The hosts of the Unladylike podcast explore the whats, whys, and hows of intersectional feminism and practical hell-raising.

Havrilesky, Heather. What If This Were Enough? Books on Tape. Oct. 2018. ISBN 9780525638094. Read by the author.
In these essays, Havrilesky deconstructs poisonous and misleading messages about materialism, success, and love, and suggests new ways to navigate our world.

King, Maxwell. The Good Neighbor: The Life and Work of Mr. Rogers. Oasis. Sept. 2018. ISBN 9781640910850. Read by LeVar Burton.
As the creator and star of Mister Rogers’ Neighborhood, Fred Rogers was a champion of compassion, equality, and kindness, taking seriously children’s fears, concerns, and questions about the world. This first full-length biography draws on original interviews, oral histories, and archival documents to shine a light on Rogers’s personal, professional, and artistic life.

Robinson, Phoebe. Everything’s Trash, but It’s Okay. Books on Tape. Oct. 2018. ISBN 9780525643357. Read by the author.
In her latest essay collection, Robinson (2 Dope Queens podcast) tackles a wide range of topics: making feminism more intersectional, society’s beauty standards, and our cultural obsession with work. Robinson also gets personal, exploring debt, dating, and politics.

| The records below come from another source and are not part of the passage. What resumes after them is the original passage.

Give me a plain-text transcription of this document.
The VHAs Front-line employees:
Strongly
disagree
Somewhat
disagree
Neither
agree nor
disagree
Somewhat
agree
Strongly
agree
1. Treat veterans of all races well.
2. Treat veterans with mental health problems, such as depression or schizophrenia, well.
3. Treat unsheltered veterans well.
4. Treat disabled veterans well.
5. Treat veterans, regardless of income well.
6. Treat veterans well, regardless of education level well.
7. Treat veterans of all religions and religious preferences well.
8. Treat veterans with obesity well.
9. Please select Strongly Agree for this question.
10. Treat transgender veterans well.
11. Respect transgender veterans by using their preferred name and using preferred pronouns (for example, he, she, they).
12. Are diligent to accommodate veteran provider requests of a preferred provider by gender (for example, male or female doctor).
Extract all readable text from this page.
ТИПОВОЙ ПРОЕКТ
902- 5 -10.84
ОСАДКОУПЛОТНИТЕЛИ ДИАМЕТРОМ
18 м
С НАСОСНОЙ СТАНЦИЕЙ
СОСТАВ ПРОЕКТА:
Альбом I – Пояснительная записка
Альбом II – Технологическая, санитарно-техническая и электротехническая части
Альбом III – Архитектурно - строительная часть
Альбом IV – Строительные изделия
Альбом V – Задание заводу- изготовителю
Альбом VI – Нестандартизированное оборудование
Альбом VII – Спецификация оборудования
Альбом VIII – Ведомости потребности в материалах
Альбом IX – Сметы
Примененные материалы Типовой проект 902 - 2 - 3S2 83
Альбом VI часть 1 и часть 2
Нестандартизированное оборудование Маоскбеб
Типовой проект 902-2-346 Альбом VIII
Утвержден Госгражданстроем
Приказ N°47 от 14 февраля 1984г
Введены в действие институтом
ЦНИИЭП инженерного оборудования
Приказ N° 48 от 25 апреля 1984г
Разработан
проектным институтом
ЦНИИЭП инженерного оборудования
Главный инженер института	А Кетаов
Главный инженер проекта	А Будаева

Weinman, Sarah. The Real Lolita: The Kidnapping of Sally Horner and the Novel That Scandalized the World. HarperAudio. Sept. 2018. ISBN 9781982555634. Read by Cassandra Campbell.
Very few of its readers know that the subject of Vladimir Nabokov’s Lolita was inspired by a real-life case: the 1948 abduction of 11-year-old Sally Horner. Weinman uses legal documents, public records, and interviews with relatives to tell Sally’s story.

This article first ran in SLJ's Oct. 1, 2018 issue.


Stephanie Klose is audiobooks editor, SLJ.